Raramente consideramos a facilidade de compartilhar on-line ou a realidade terrivelmente embaraçosa de que podemos estar projetando a estrutura de uma conversa sobre o que é, de fato, um solilóquio.

Como uma “página grande” e apenas uma pessoa, senti como estar on-line está consumindo e, ao mesmo tempo, é uma licença para estar um pouco menos lá. Não é preciso todo o meu esforço, e é por isso que sou atraído por isso em primeiro lugar, mas talvez também porque eu desisto tanto de mim mesma sem perceber o custo.

Podemos desviar nossa energia sem que ninguém perceba, algo que para nós, pessoas que já estão sem energia, é uma bênção. Podemos nos envolver de maneiras que não exigem todos nós, através de uma variedade de ferramentas de comunicação abreviada, ou simplesmente parar de responder.

Eu me pergunto se esse recurso que considero um presente também pode ser um fardo, que renomeia a conexão offline como hercúlea, mesmo que apenas por causa do foco singular que ele exige.

Então, e se essa teoria - estar online impactar nossa energia para se envolver com as pessoas IRL - for verdadeira, e não pudermos realmente desconectar, em geral?
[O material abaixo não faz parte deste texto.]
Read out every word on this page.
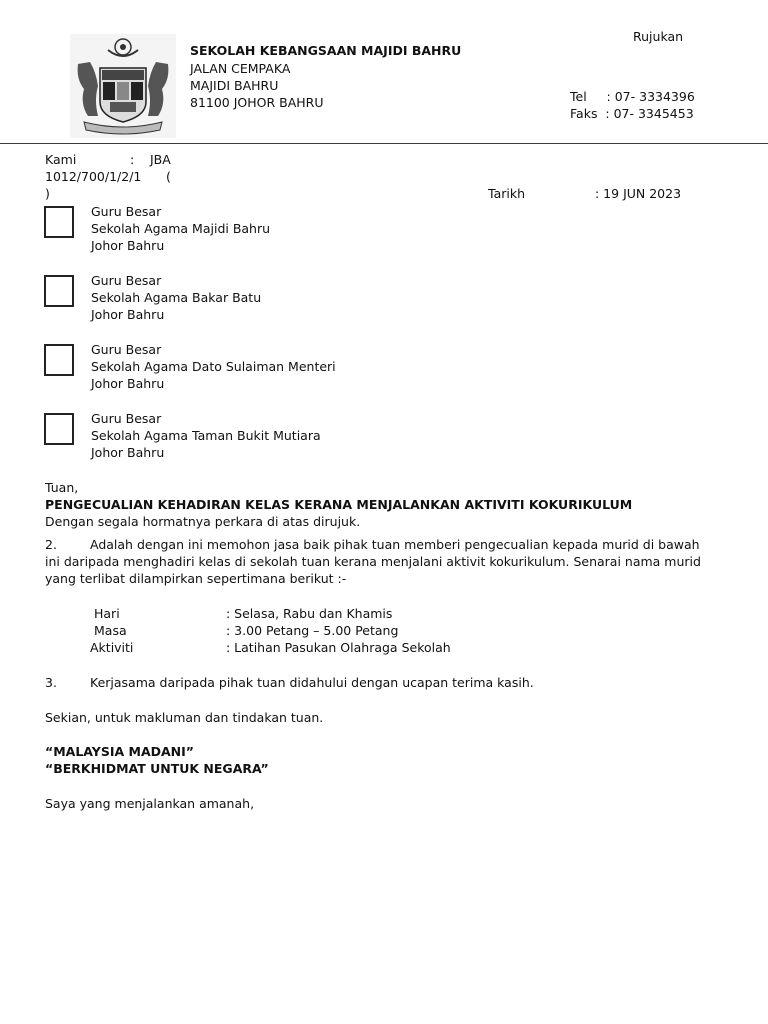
SEKOLAH KEBANGSAAN MAJIDI BAHRU
JALAN CEMPAKA
MAJIDI BAHRU
81100 JOHOR BAHRU
Rujukan
Tel     : 07- 3334396
Faks  : 07- 3345453
Kami	: JBA
1012/700/1/2/1 (
)	Tarikh	: 19 JUN 2023
Guru Besar
Sekolah Agama Majidi Bahru
Johor Bahru
Guru Besar
Sekolah Agama Bakar Batu
Johor Bahru
Guru Besar
Sekolah Agama Dato Sulaiman Menteri
Johor Bahru
Guru Besar
Sekolah Agama Taman Bukit Mutiara
Johor Bahru
Tuan,
PENGECUALIAN KEHADIRAN KELAS KERANA MENJALANKAN AKTIVITI KOKURIKULUM
Dengan segala hormatnya perkara di atas dirujuk.
2.	Adalah dengan ini memohon jasa baik pihak tuan memberi pengecualian kepada murid di bawah
ini daripada menghadiri kelas di sekolah tuan kerana menjalani aktivit kokurikulum. Senarai nama murid
yang terlibat dilampirkan sepertimana berikut :-
Hari	: Selasa, Rabu dan Khamis
Masa	: 3.00 Petang – 5.00 Petang
Aktiviti	: Latihan Pasukan Olahraga Sekolah
3.	Kerjasama daripada pihak tuan didahului dengan ucapan terima kasih.
Sekian, untuk makluman dan tindakan tuan.
“MALAYSIA MADANI”
“BERKHIDMAT UNTUK NEGARA”
Saya yang menjalankan amanah,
Nós - ou devemos - nos importamos?

Meu instinto é recitar o roteiro que muitos de nós recitam, talvez sem realmente saber como ou perceber a extensão de nossa pergunta: “Faça logoff. Vá conversar com alguém na vida real.

Isso é irreal ou impossível para muitos. Parece que Tim Robinson está andando em um traje de cachorro-quente em “Eu acho que você deveria sair”, adotando um argumento muito familiar do Ted Talk sobre o quão arruinada é a mídia social.

A expectativa de que o logoff seja igual à conexão offline parece estar enraizada no desejo de algo que nunca foi realmente. Está ansiando por um tipo de comunicação com estranhos que nunca existiu como uma maneira de aliviar a avassaladora avaria do momento.

Queremos algo para culpar, assim como queremos a atitude certa. É mais fácil dizer que estamos conectados demais do que reconciliar que talvez não exista mais uma dicotomia distinta de "conectar" e "desconectar".

Mas eu descobri, através de muitas tentativas e erros, que fazer a pergunta "O que isso está fazendo comigo?" vale a pena, se não mais, do que procurar simples banalidades pelas quais responder.

Como na maioria das coisas, acho que a resposta é conversar sobre isso, com você e seus amigos, virtuais e IRL. Enquanto escrevia isso, comecei a manter uma lista (uma escrita em papel - me dê essa nostalgia) das conversas que eu estava fazendo malabarismos com as quais realmente queria dar uma resposta significativa.

Comecei a me perguntar o que espero de outras pessoas, da mesma maneira que lamento a quantidade impossível de energia que sinto que as pessoas me pedem. Parei de tentar "descobrir as pessoas", sabendo muito bem que meu eu on-line sou eu e não eu e que a maneira mais clara de chegar à verdade é perguntar.

Pergunte a si mesmo quando espera que outras pessoas sejam quem elas são "no microfone" e quando elas fazem o mesmo por você.